Aflojé la bomba del fusil, lo hice funcionar unas cuantas veces, lo cargué y pasé un cartucho al cañón. Después puse un cartucho en la recámara del Winchester, llené el cargador, saqué de debajo del colchón la Smith y Wesson treinta y ocho especial que tenía de mis tiempos de policía en Miami, la limpié, la engrasé, la cargué y me la puse al cinto.

—¿Qué pasa? —me preguntó Eddy—. ¿Qué demonios pasa?

—Nada —le contesté.

—¿Para qué quieres esas cochinas armas?

—Siempre las traigo a bordo. Para disparar a pájaros que se quieren llevar los cebos, o tiburones, o para navegar en los cayos.

—Pero, ¿qué pasa, hombre? ¡Maldita sea!

—Nada —le contesté.

La vieja treinta y ocho me golpeaba en la pierna cuando se balanceaba la lancha. Miré a Eddy y pensé que era una insensatez hacerlo entonces. Lo iba a necesitar.

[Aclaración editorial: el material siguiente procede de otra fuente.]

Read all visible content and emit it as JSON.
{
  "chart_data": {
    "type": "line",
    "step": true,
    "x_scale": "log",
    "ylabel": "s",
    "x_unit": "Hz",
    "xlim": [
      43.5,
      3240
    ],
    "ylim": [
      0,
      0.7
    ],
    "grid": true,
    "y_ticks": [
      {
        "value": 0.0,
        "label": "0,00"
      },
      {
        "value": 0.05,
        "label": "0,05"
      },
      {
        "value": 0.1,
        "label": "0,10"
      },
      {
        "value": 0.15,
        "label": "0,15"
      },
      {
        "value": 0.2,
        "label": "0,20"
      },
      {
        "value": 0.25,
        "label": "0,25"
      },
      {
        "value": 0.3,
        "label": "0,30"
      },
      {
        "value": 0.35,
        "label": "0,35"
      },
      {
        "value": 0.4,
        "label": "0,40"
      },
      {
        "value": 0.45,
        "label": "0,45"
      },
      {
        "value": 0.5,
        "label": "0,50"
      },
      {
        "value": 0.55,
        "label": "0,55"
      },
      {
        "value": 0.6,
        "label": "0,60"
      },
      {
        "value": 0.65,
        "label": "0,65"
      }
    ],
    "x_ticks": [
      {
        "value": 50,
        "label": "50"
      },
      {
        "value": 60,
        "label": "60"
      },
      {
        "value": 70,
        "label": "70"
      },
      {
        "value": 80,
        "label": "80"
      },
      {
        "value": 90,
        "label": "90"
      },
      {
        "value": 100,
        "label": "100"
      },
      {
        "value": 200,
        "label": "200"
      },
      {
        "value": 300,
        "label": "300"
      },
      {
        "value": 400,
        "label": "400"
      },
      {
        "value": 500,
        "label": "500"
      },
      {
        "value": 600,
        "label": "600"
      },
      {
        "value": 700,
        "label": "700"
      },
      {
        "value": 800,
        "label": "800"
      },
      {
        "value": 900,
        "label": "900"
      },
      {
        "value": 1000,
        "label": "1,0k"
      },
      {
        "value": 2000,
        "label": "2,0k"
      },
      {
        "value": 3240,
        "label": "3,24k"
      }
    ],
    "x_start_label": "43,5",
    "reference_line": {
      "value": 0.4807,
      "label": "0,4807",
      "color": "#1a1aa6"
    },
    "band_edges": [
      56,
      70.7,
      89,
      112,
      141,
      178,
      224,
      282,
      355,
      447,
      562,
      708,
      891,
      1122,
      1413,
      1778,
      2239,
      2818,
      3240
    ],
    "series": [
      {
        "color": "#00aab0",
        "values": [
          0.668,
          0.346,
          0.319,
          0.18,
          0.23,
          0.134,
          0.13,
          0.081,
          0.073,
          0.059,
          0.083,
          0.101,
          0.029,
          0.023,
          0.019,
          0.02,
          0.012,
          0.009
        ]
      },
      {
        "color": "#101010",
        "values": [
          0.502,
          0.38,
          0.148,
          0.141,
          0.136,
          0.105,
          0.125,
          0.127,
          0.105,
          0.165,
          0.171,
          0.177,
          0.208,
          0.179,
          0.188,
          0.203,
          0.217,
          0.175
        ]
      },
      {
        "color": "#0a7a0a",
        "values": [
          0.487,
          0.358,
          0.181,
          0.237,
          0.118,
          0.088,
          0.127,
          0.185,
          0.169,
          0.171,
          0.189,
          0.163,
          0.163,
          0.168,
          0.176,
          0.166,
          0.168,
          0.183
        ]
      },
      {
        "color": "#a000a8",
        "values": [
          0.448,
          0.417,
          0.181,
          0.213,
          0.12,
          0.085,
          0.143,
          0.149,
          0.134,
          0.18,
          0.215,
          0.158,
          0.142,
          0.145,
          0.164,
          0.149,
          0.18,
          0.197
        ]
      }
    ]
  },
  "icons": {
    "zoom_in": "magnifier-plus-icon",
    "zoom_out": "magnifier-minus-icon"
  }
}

—En Bacuranao nos espera un trabajito —le dije—. Ya te lo explicaré a su tiempo.

No quería decírselo con demasiada anticipación para que no se preocupara. Podía asustarse y no servirme para nada.

—No podías contar con otro mejor que yo, Harry —me dijo—. Yo soy el hombre que necesitas. Contigo, cualquier cosa.

Lo miré y lo vi alto, descolorido y tembloroso y no dije nada.

—¿No me das un trago? —me preguntó—. No quiero que me entren los temblores.

Se lo di y esperamos sentados a que oscureciera. La puesta del sol era linda. Soplaba una leve brisa. Cuando el sol bajó bastante puse en marcha el motor e hice proa a tierra.

Capítulo IV

Estábamos a una milla más o menos y en la oscuridad. Con la puesta del sol se había avivado la corriente, y yo noté que iba entrando. Al oeste veía el faro del Morro y el resplandor de La Habana. Las luces que teníamos enfrente eran Rincón y Baracoa. Remonté la corriente hasta pasar Bacuranao y acercarnos a Cojimar. Allí dejé la lancha a la deriva. La oscuridad era grande, pero yo sabía dónde estábamos. No habíamos encendido las luces.

—¿Cuál es el trabajito? —me preguntó Eddy. Volvía a estar asustado.

—¿Cuál te parece que es?

—No sé. Me has puesto preocupado.

Estaba muy cerca de temblar y cuando se me acercó le noté un aliento de buitre.

—¿Qué hora es? —le pregunté.

—Bajaré a ver.

Volvió y me dijo que eran las nueve y media.

—¿Tienes hambre? —le pregunté.

—No. Ya sabes que no podría comer.

—Bueno. Puedes tomar un trago.

Después que lo tomó le pregunté qué tal se sentía. Me dijo que se sentía bien.

—Dentro de un rato te daré un par de tragos más. Sé que si no tomas ron no tienes agallas, y no hay mucho a bordo. Más te vale beber poco a poco.

—Dime de qué se trata.

Le hablé en la oscuridad:

—Vamos a Bacuranao a recoger doce chinos. Cuando te lo diga te pones al volante y haces lo que te mande. Embarcaremos los doce chinos y los encerraremos abajo. Vete a proa y fija por fuera la escotilla.

Subió y su silueta se perfiló en la oscuridad. Volvió y me dijo:

—¿Puedo tomar ahora uno de los tragos?

—No. Te necesito valiente de ron. No me haces falta inútil.

—Soy un buen hombre. Harry. Ya lo verás.

—Eres un borrachín —le contesté—. Óyeme bien. A los doce los va a traer otro chino y me va a dar parte del dinero al principio. Cuando estén todos a bordo me dará el resto. Cuando tú veas que me da dinero por segunda vez, enfilas a alta mar. No hagas caso de lo que suceda. Sigue adelante suceda lo que suceda. ¿Comprendes?

—Sí.

—Si algún chino sale de la cabina o por la escotilla cuando estemos en marcha, agarras el fusil y lo vuelves a meter a la misma velocidad con que haya salido. ¿Sabes manejar el fusil grande?